Thursday, March 01, 2007

Blogging the City

A spate of new real/virtual blogging communities has popped up, trying to connect virtual blog-based communities with their geographic counterparts. These are aggregators 2.0, a step beyond something like Pgh Bloggers, which has mostly outlived its initial usefulness.

The slickest is outside.in, which has some hot-shot backing. You register a city-related blog, then outside.in aggregates and displays their posts. Voila! A virtual (Pittsburgh, or Brooklyn, or wherever).

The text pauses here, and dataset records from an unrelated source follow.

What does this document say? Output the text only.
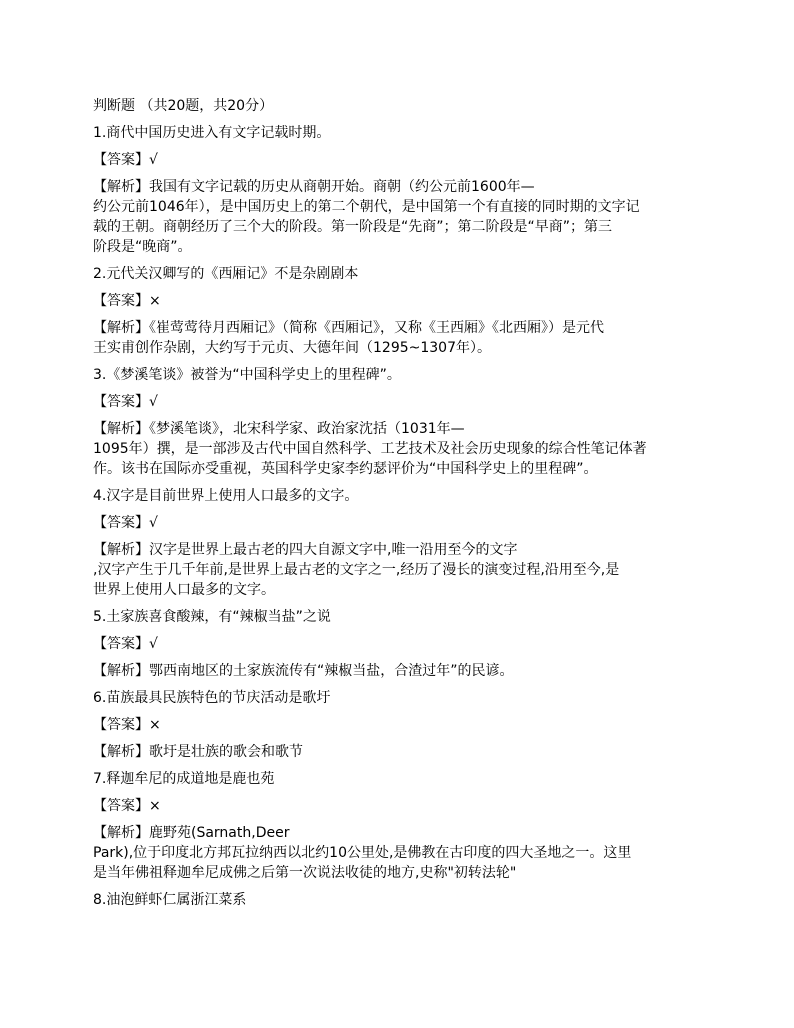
判断题 （共20题，共20分）
1.商代中国历史进入有文字记载时期。
【答案】√
【解析】我国有文字记载的历史从商朝开始。商朝（约公元前1600年—
约公元前1046年），是中国历史上的第二个朝代，是中国第一个有直接的同时期的文字记
载的王朝。商朝经历了三个大的阶段。第一阶段是“先商”；第二阶段是“早商”；第三
阶段是“晚商”。
2.元代关汉卿写的《西厢记》不是杂剧剧本
【答案】×
【解析】《崔莺莺待月西厢记》（简称《西厢记》，又称《王西厢》《北西厢》）是元代
王实甫创作杂剧，大约写于元贞、大德年间（1295~1307年）。
3.《梦溪笔谈》被誉为“中国科学史上的里程碑”。
【答案】√
【解析】《梦溪笔谈》，北宋科学家、政治家沈括（1031年—
1095年）撰，是一部涉及古代中国自然科学、工艺技术及社会历史现象的综合性笔记体著
作。该书在国际亦受重视，英国科学史家李约瑟评价为“中国科学史上的里程碑”。
4.汉字是目前世界上使用人口最多的文字。
【答案】√
【解析】汉字是世界上最古老的四大自源文字中,唯一沿用至今的文字
,汉字产生于几千年前,是世界上最古老的文字之一,经历了漫长的演变过程,沿用至今,是
世界上使用人口最多的文字。
5.土家族喜食酸辣，有“辣椒当盐”之说
【答案】√
【解析】鄂西南地区的土家族流传有“辣椒当盐，合渣过年”的民谚。
6.苗族最具民族特色的节庆活动是歌圩
【答案】×
【解析】歌圩是壮族的歌会和歌节
7.释迦牟尼的成道地是鹿也苑
【答案】×
【解析】鹿野苑(Sarnath,Deer
Park),位于印度北方邦瓦拉纳西以北约10公里处,是佛教在古印度的四大圣地之一。这里
是当年佛祖释迦牟尼成佛之后第一次说法收徒的地方,史称"初转法轮"
8.油泡鲜虾仁属浙江菜系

The technology can parse and deliver RSS feeds based on post tags, so if I'm careful to tag my posts "economic development" then you can subscribe to Pittsburgh-oriented "economic development" posts and read my stuff, among others.

Not quite as slick in the technology department, but more of a "citizen journalism" effort, is Metroblogging, which offers "Metroblogging Pittsburgh" via a team of local bloggers, some of whom have been around the Pittsburgh blogosphere for quite some time. [Updated 3/02: There are other, similar enterprises that haven't yet come to Pittsburgh: backfence.com and yourhub.com.]

And in the "not corporate, but authentically user-generated" department is WikiProject Pittsburgh, led by Overheard in Pittsburgh blogger Chris Griswold.

What's missing in each and all of these is something that I've been talking about in lunchtime conversations recently (and something that, I should add, I have no personal ability to supply): intelligent filtering. The wisdom-of-crowds phenomenon that supports wikis works well but is labor intensive. Is there a Google News-style resource that does the same thing? That takes user-supplied specs, searches the blogosphere and the public media space for relevant posts, eliminates duplicates, and displays it hierarchically? By city? region?